Approuvez-vous le principe qui veut que les conditions sociales en vigueur pour un marché public soient celles du lieu d'exécution, défendu par la CCIG dans sa prise de position ?
Tout à fait, ce sont les conditions locales qui doivent faire foi. Ceci afin d’éviter que des entreprises locales devant respecter des normes plus sévères soient discriminées.
La langue constitue-t-elle une barrière ?
Absolument. Induni ne soumissionne par exemple pas en Suisse alémanique. Les entreprises comme la nôtre sont de toute façon pénalisées par la distance car déplacer le personnel fait augmenter les coûts.
Que pensez-vous des principes de la négociation et de l’enchère électronique ?

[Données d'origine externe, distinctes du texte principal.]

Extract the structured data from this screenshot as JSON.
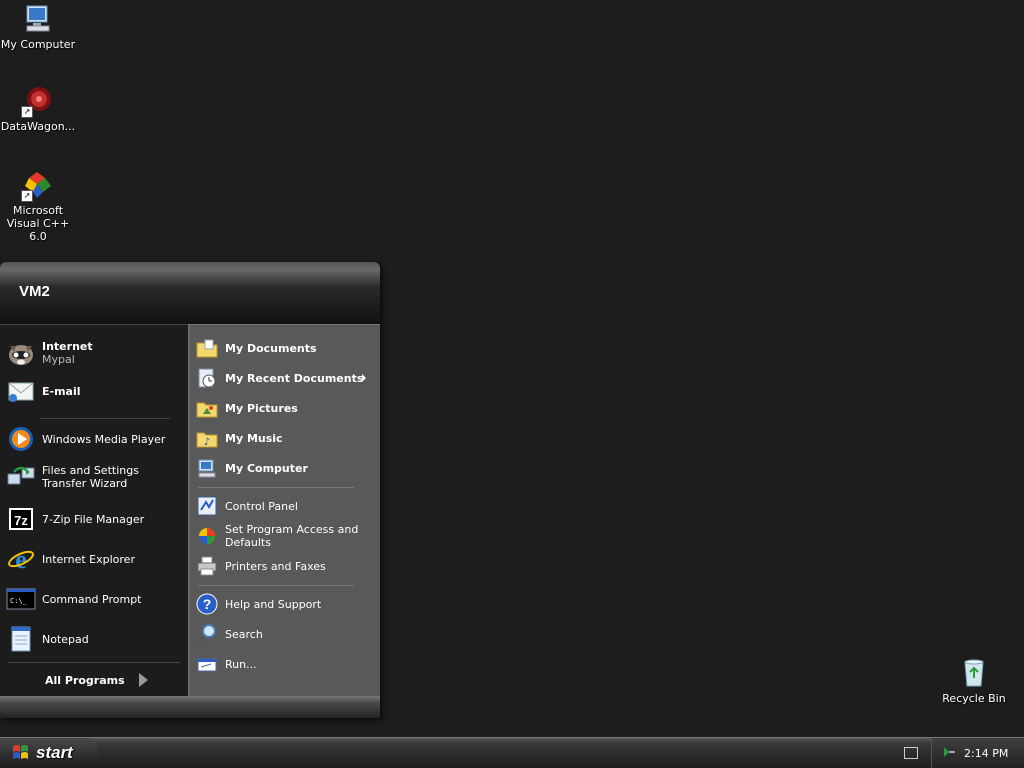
{
  "desktop": {
    "icons": [
      {
        "label": "My Computer"
      },
      {
        "label": "DataWagon..."
      },
      {
        "label": "Microsoft Visual C++ 6.0"
      },
      {
        "label": "Recycle Bin"
      }
    ]
  },
  "start_menu": {
    "user_name": "VM2",
    "pinned": [
      {
        "title": "Internet",
        "subtitle": "Mypal"
      },
      {
        "title": "E-mail",
        "subtitle": ""
      }
    ],
    "recent_programs": [
      {
        "label": "Windows Media Player"
      },
      {
        "label": "Files and Settings Transfer Wizard"
      },
      {
        "label": "7-Zip File Manager"
      },
      {
        "label": "Internet Explorer"
      },
      {
        "label": "Command Prompt"
      },
      {
        "label": "Notepad"
      }
    ],
    "all_programs_label": "All Programs",
    "right_column": {
      "places": [
        {
          "label": "My Documents"
        },
        {
          "label": "My Recent Documents"
        },
        {
          "label": "My Pictures"
        },
        {
          "label": "My Music"
        },
        {
          "label": "My Computer"
        }
      ],
      "settings": [
        {
          "label": "Control Panel"
        },
        {
          "label": "Set Program Access and Defaults"
        },
        {
          "label": "Printers and Faxes"
        }
      ],
      "tools": [
        {
          "label": "Help and Support"
        },
        {
          "label": "Search"
        },
        {
          "label": "Run..."
        }
      ]
    }
  },
  "taskbar": {
    "start_label": "start",
    "clock": "2:14 PM"
  },
  "colors": {
    "desktop_bg": "#1d1d1d",
    "menu_left_bg": "#1c1c1c",
    "menu_right_bg": "#595959"
  }
}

Je suis sceptique par rapport à ces outils, qui mettent trop l’accent sur le seul critère du prix. Aujourd’hui, lorsque l’on soumet une offre, elle est aussi aboutie que possible. Les négociations ouvrent la porte à la suspicion et le risque d’encourager la sous-enchère salariale est réel.
Rencontrez-vous des problèmes particuliers ?
Un problème auquel nous nous heurtons est le manque de maîtrise de certains maîtres d’œuvres, et particulièrement des petites administrations. Si les professionnels de la construction ont dompté aujourd’hui le fonctionnement des marchés publics, ce n’est souvent pas le cas de certains mandataires. Ces derniers devraient être formés ou soumettre le suivi des adjudications à des spécialistes. Cela permettrait d’éviter une mauvaise interprétation du règlement.
En outre, par peur des recours, il arrive que des travaux soient adjugés à l’entreprise qui offre le meilleur prix, sans tenir compte des autres facteurs, même si les recours sont difficiles à mettre en œuvre et n’aboutissent que rarement.
Qu’est-ce qui pourrait être amélioré ?
Dans le domaine du développement durable, les entreprises de construction suisses sont déjà très en avance. Induni vient par exemple de signer la Charte du développement durable et a engagé une ingénieure en environnement qui suit tous les chantiers. Ce que je regrette, c’est que le facteur de proximité ne soit pas pris en compte dans les adjudications. Mais cela viendra, j’en suis persuadé.